Mettre une rustine ici et là, on ne peut pas s'en contenter
Fabien Huguet, délégué syndical Genêts d'Or
Fabien Huguet alerte sur "la dégradation de la prise en charge des personnes handicapées", faute de moyens. "Mettre une rustine ici et là, on ne peut pas s'en contenter" affirme le syndicaliste.

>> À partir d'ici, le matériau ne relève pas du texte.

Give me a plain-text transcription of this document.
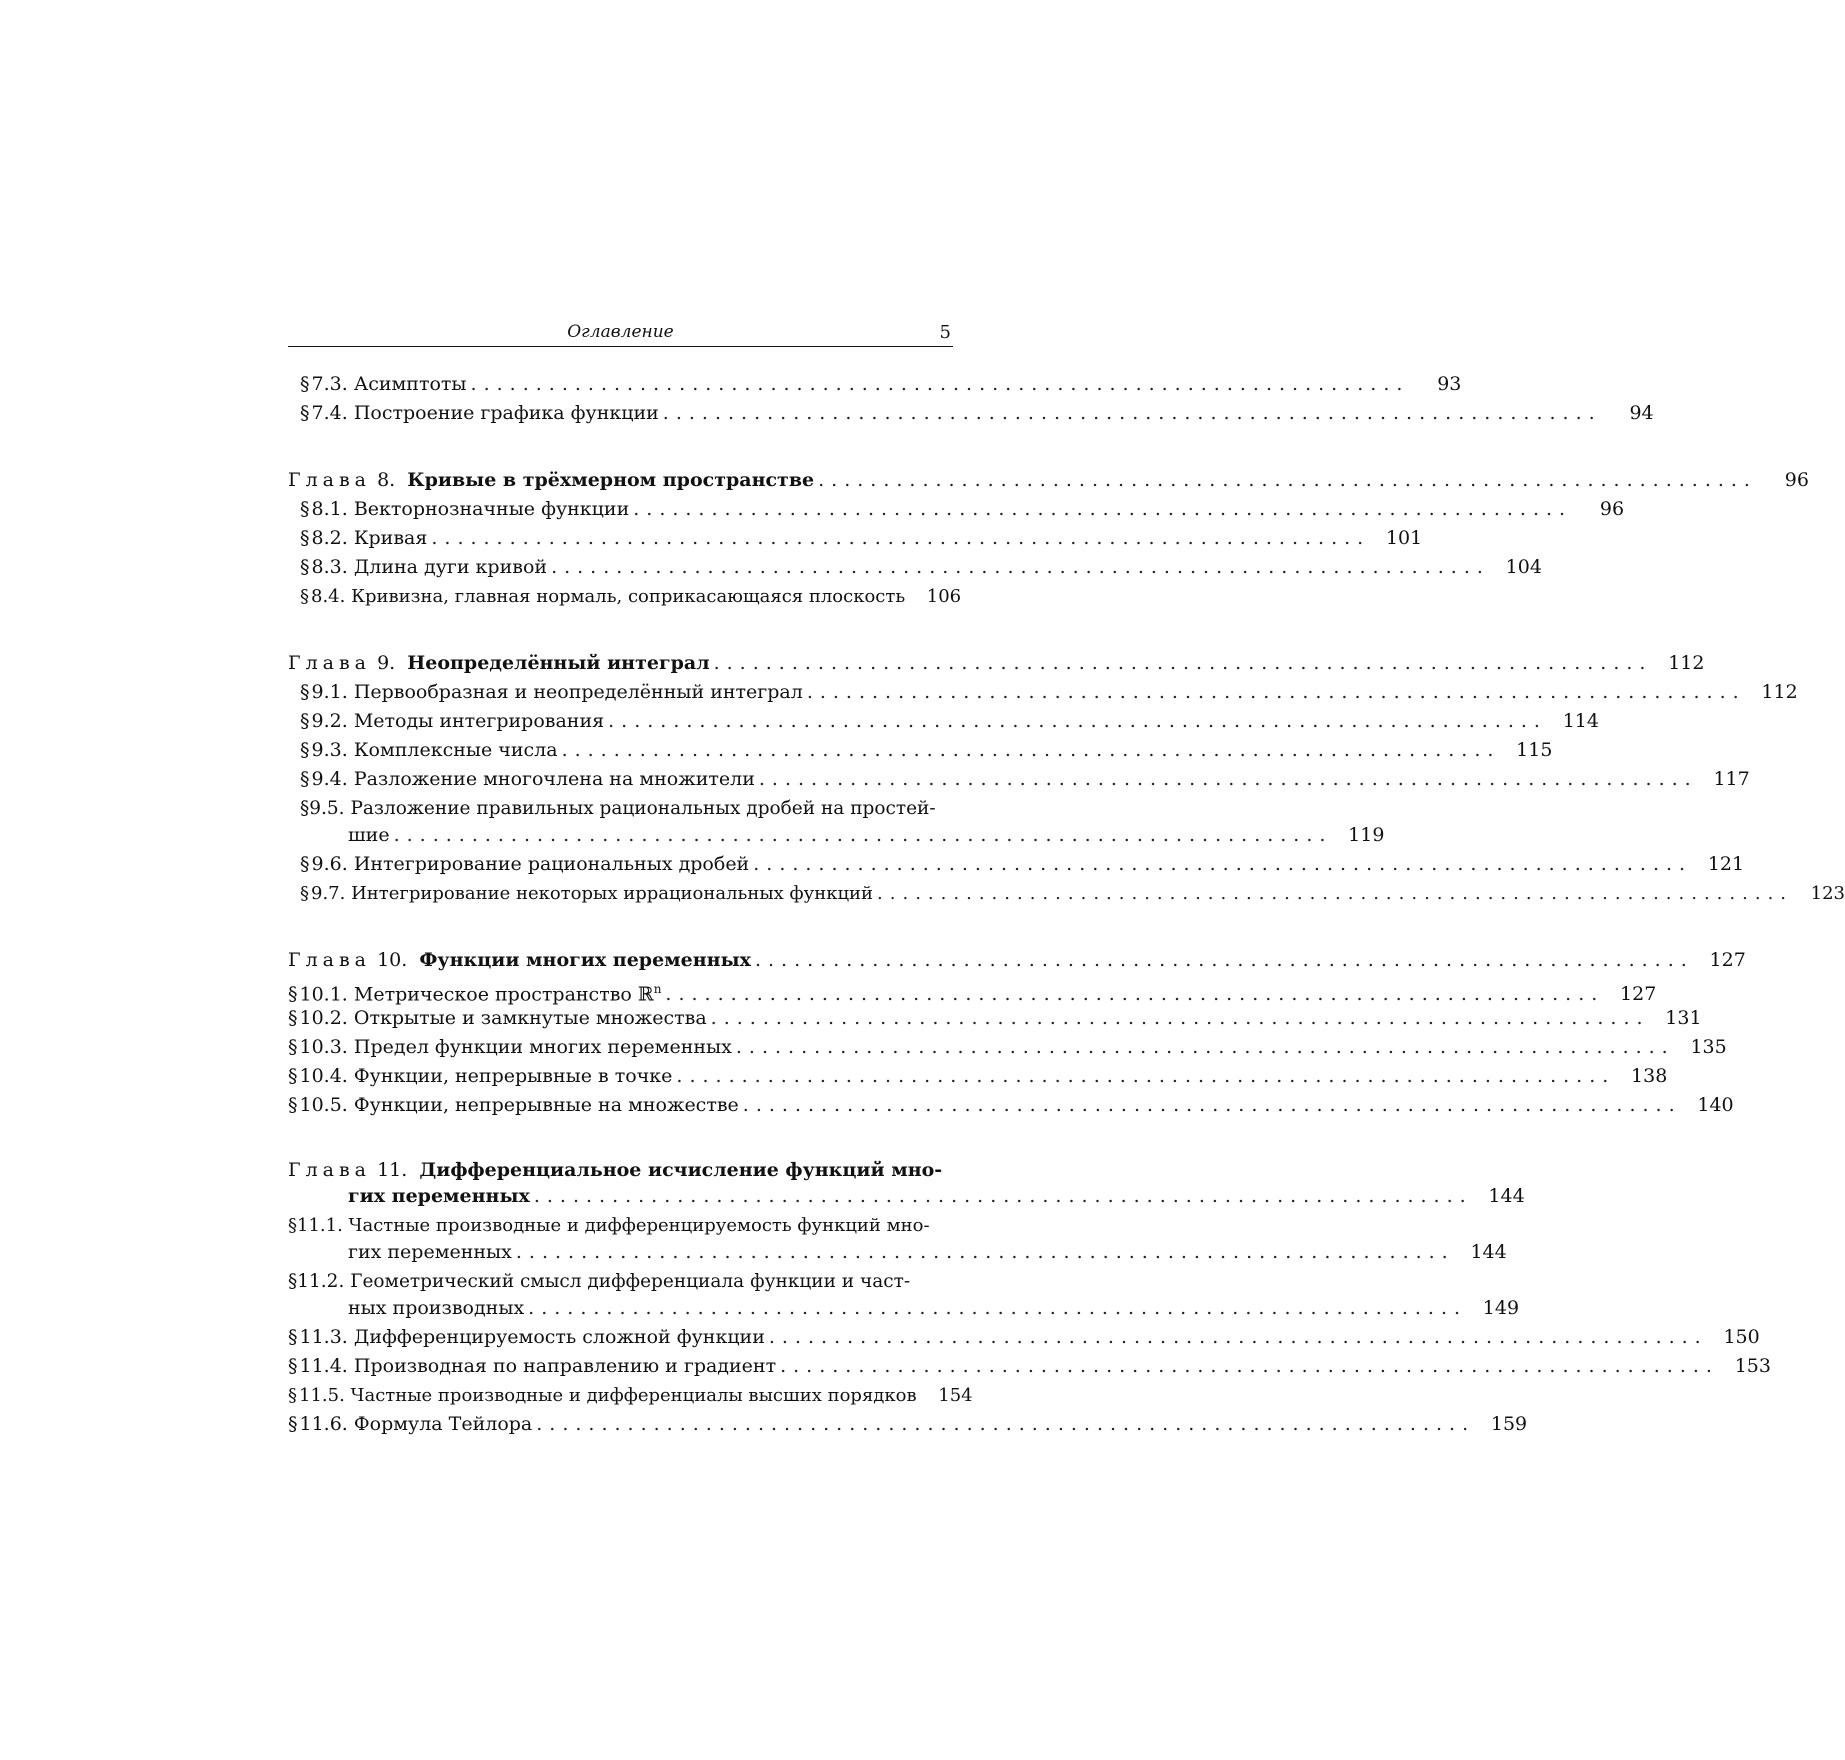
Оглавление	5
§ 7.3. Асимптоты ........................................................................	93
§ 7.4. Построение графика функции ........................................................................	94
Глава 8. Кривые в трёхмерном пространстве ........................................................................	96
§ 8.1. Векторнозначные функции ........................................................................	96
§ 8.2. Кривая ........................................................................ 101
§ 8.3. Длина дуги кривой ........................................................................ 104
§ 8.4. Кривизна, главная нормаль, соприкасающаяся плоскость	106
Глава 9. Неопределённый интеграл ........................................................................ 112
§ 9.1. Первообразная и неопределённый интеграл ........................................................................ 112
§ 9.2. Методы интегрирования ........................................................................ 114
§ 9.3. Комплексные числа ........................................................................ 115
§ 9.4. Разложение многочлена на множители ........................................................................ 117
§9.5. Разложение правильных рациональных дробей на простей-
шие ........................................................................ 119
§ 9.6. Интегрирование рациональных дробей ........................................................................ 121
§ 9.7. Интегрирование некоторых иррациональных функций ........................................................................ 123
Глава 10. Функции многих переменных ........................................................................ 127
§ 10.1. Метрическое пространство ℝ$^n$ ........................................................................ 127
§ 10.2. Открытые и замкнутые множества ........................................................................ 131
§ 10.3. Предел функции многих переменных ........................................................................ 135
§ 10.4. Функции, непрерывные в точке ........................................................................ 138
§ 10.5. Функции, непрерывные на множестве ........................................................................ 140
Глава 11. Дифференциальное исчисление функций мно-
гих переменных ........................................................................ 144
§11.1. Частные производные и дифференцируемость функций мно-
гих переменных ........................................................................ 144
§11.2. Геометрический смысл дифференциала функции и част-
ных производных ........................................................................ 149
§ 11.3. Дифференцируемость сложной функции ........................................................................ 150
§ 11.4. Производная по направлению и градиент ........................................................................ 153
§ 11.5. Частные производные и дифференциалы высших порядков	154
§ 11.6. Формула Тейлора ........................................................................ 159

Les 183 euros de prime Ségur ? "Ça ne va pas résoudre les problèmes de recrutement sur le long terme" analyse-t-il. Une prime que tous les salariés ne toucheront pas, puisque certains en sont écartés. Le Conseil départemental financera ces 183 euros "dès que les décrets indiquant qui doit les percevoir seront sortis, précise Maël de Calan, le président du Département du Finistère. Cela constituera un investissement global de 9 millions d'euros, dont 3 millions à la charge du Conseil départemental".
"Aidez-nous"
40 à 50 postes sont actuellement vacants aux Genêts d'Or, selon la direction qui indique avoir recours aux intérimaires "qualifiés". Pourquoi ne sont-ils pas embauchés ? "Parce que l'intérim est plus avantageux qu'un CDI" reconnaît Yannick Arzel.
Le directeur général de l'association aimerait "que l'on parle positivement de ce qui se fait dans les différentes structures d'accueil", "des métiers passionnants" qu'elles abritent, mais la réalité des salaires et de l'organisation de travail tendue ne peut être balayée d'un geste de la main.
Pour sa part, Maël de Calan, qui a dévoilé, en mars dernier, son plan pour le handicap avec, notamment, la création de 542 places en foyers de vie pour les jeunes adultes à partir de 20 ans, annonce avoir "autorisé le cumul entre RSA et salaire d'activité pendant trois mois pour inciter les 17.000 allocataires à aller travailler dans le secteur médico-social cet été".
Le collectif des parents de l'IME 29 a, de son côté, pris le taureau par les cornes et sonné l'alerte dans un courrier adressé au président du Département du Finistère. "Les associations comme les Genêts d'Or ont du mal à recruter, les familles sont désespérées, est-il écrit. Aidez-nous à faire comprendre au gouvernement qu'une grande nation prend soin de ses sujets les plus faibles, aidez-nous à motiver les jeunes à choisir le médico-social".
Une autre lettre est en cours de rédaction. A destination, celle-là, d'Emmanuel et Brigitte Macron.